Furthermore, the consignor has no interest in entering into negotiations with the estate to reach a settlement, he said. Lempertz, Feddersen said, tried unsuccessfully to convince him, but the painting was given to him some 50 years ago by his grandfather as a graduation present and has sentimental value. The man also claims the painting has been in his family since the 1920s.

The painting is Fish still life, shellfish, perch, pike, oyster and cat by the Flemish baroque artist Alexander Adriaenssen (1587-1661). It is not materially valuable. Feddersen said it might fetch between 4,000 to 5,000 euros. The conditional sale was for 1,000 euros.

The estate says the painting is among the more than 200 paintings that Stern, then a Dusseldorf gallery owner, was forced by the Nazis to liquidate in 1937. The auctioneer was the very same Lempertz.

Proving the claim has been complicated by the fact that the 1937 auction catalogue contained a description, but no illustration of the painting.

Feddersen said that the latest evidence that the estate provided appears to support the claim, and that’s why the sale was halted. He added that dealing with the estate has been difficult, because of its adamant position that the only acceptable settlement is handing over the painting without compensation to the person who believes he is the rightful owner.

Willi Korte, the Washington-based principal researcher for the Stern art restitution project, said Lempertz never put the estate in contact with the consignor of the Adriaenssen painting, and he was unaware of any attempts by the auction house to broker talks.

“In 2009, the estate asked Lempertz to pull the painting from sale and work together to perform the required due diligence on the provenance and identification of what is believed to be the same painting lost to Dr. Stern at the hands of the Nazis through a forced sale in 1937 at the same auction house,” said restitution project head Clarence Epstein of Concordia.

Its researchers received the opinion of a leading authority on the artist that the painting sold in 1937 and the one currently with Lempertz are the same.

The Holocaust Claims Processing Office of the State of New York Banking Department also discovered that, prior to its arrival at the Galerie Stern in Dusseldorf, the painting was in the collection of Otto Jourdan in Frankfurt. It was established that the back of paintings in the Jourdan Collection all bore a distinct identification label.
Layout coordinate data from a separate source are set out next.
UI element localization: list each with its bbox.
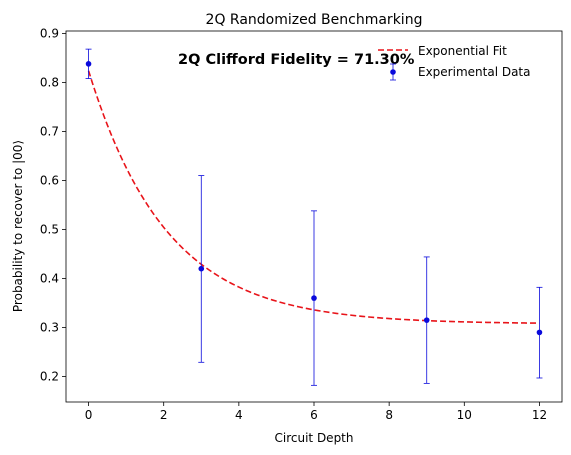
y-tick-label: 0.3: [40, 321, 59, 335]
y-tick-label: 0.6: [40, 173, 59, 187]
y-axis-label: Probability to recover to |00⟩: [11, 140, 25, 312]
data-point: [311, 295, 317, 301]
y-tick-label: 0.4: [40, 271, 59, 285]
y-tick-label: 0.5: [40, 222, 59, 236]
chart-title: 2Q Randomized Benchmarking: [206, 12, 423, 28]
y-tick-label: 0.8: [40, 75, 59, 89]
x-axis-label: Circuit Depth: [275, 431, 354, 445]
x-tick-label: 6: [310, 408, 318, 422]
x-tick-label: 12: [532, 408, 547, 422]
data-point: [198, 265, 205, 272]
x-tick-label: 10: [457, 408, 472, 422]
y-tick-label: 0.9: [40, 26, 59, 40]
data-point: [423, 317, 430, 323]
x-tick-label: 4: [235, 408, 243, 422]
legend: Exponential Fit Experimental Data: [378, 44, 531, 81]
y-tick-label: 0.2: [40, 370, 59, 384]
legend-data-label: Experimental Data: [418, 65, 531, 79]
fidelity-annotation: 2Q Clifford Fidelity = 71.30%: [178, 52, 415, 68]
x-tick-label: 2: [160, 408, 168, 422]
x-tick-label: 8: [385, 408, 393, 422]
x-tick-label: 0: [85, 408, 93, 422]
y-tick-label: 0.7: [40, 124, 59, 138]
legend-data-marker: [390, 69, 396, 75]
fit-curve: [87, 70, 540, 324]
legend-fit-label: Exponential Fit: [418, 44, 507, 58]
data-point: [536, 329, 543, 336]
data-point: [85, 61, 92, 67]
plot-area: 0 2 4 6 8 10 12 0.2 0.3 0.4 0.5 0.6 0.7 0.8 0.9: [40, 26, 563, 422]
“On the Adriaenssen painting currently with Lempertz, there is a visible faded area where a label once was affixed, which is a perfect match in location, size and shape with the Jourdan Collection labels. It is unclear when this label was removed and why,” Epstein said.

Concordia released two photos, one of the back of the Adriaenssen painting, showing where the label is missing, and another of a painting from the Jourdan Collection with the label affixed.

“This important finding and other consistencies surrounding the subject matter, artist’s signature and precise measurements, lead the estate to believe there is little doubt the painting is the same one that was auctioned off in the forced sale.”

Feddersen noted that the situation has been further complicated by the fact the Jourdan heirs have now also made a claim on the painting. They say the Galerie Stern never owned the painting and that it only held it on consignment.

Since 2008, when the Stern estate recovered a painting formerly in the collection of West German chancellor Konrad Adenauer, considerable inroads have been made with representatives of German private, public and corporate collections that hold Stern paintings looted during the Nazi period, Epstein noted.

Therefore, the Lempertz response until now has been particularly “disappointing.”

The estate expects to announce later this year that a number of other Stern paintings now in Germany will be returned.